According to the fiscal note on the bill, in addition to risking Dept. of Education funding, the bill could jeopardize $750,000,000 in federal grant funding from the Dept. of Health.
However, Rep. Mark Cochran (R—Englewood) said that because of a recent court decision, the Biden Administration’s 2022 rules on gender identity and sexuality don’t apply to Tennessee.
“I refer you to Tennessee v The Department of Education,” Cochran said when asked about the funding risk.
“It seems the Fiscal Committee didn’t get that memo because federal dollars would be at risk, so they evidently disagree with you,” responded Rep. GA Hardaway (D—Memphis).

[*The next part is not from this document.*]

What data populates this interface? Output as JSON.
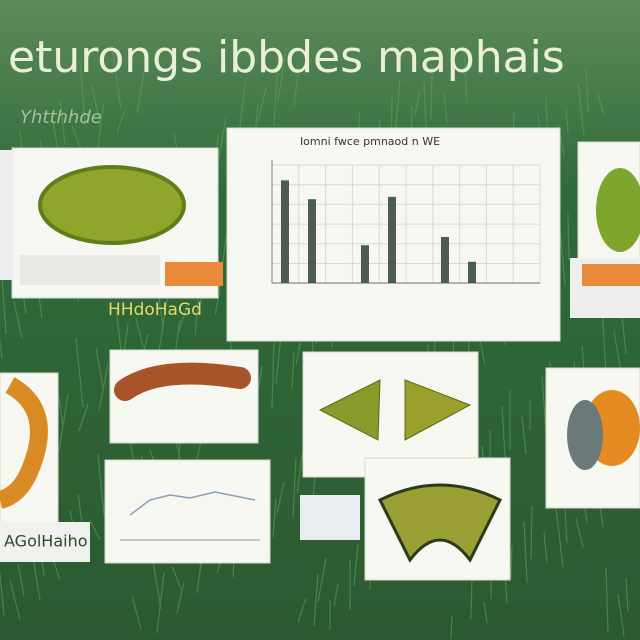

When Democrats said his bill allows teachers to bully transgender students, Cochran said that is not the intention of the legislation.
“It does protect our teachers from bullying from some of the greatest perpetrators of the act in human history, the ‘woke left,'” Cochran said.
Cochran’s Republican colleagues not only voted for his bill but also applauded him for fighting for the legislation.
“Legislation like this to protects individual rights, honors God, promotes a Christian world view, it’s why Tennessee is growing economically and by population,” said Rep. Rusty Grills (R—Newbern).
Regarding the legislation defining the word “sex” in the Tennessee code, sponsor Rep. Gino Bulso (R—Brentwood) said it is “good policy.”
“What this bill does is it recognizes the importance of the family, which is the bedrock of our society and civilization and attempts to undermine the family through legislation is frankly at the root of this plague of violence that is throughout our entire nation right now,” Bulso said.
However, Rep. John Ray Clemmons (D—Nashville) said that Bulso’s views on “family” aren’t relevant to his legislation.
“His theological views are not pertinent to the definition of ‘sex’ in this context,” Rep. Clemmons said.
Both pieces of legislation passed with more than 70 votes in the House out of a total of 99 members and will now head to the governor’s desk.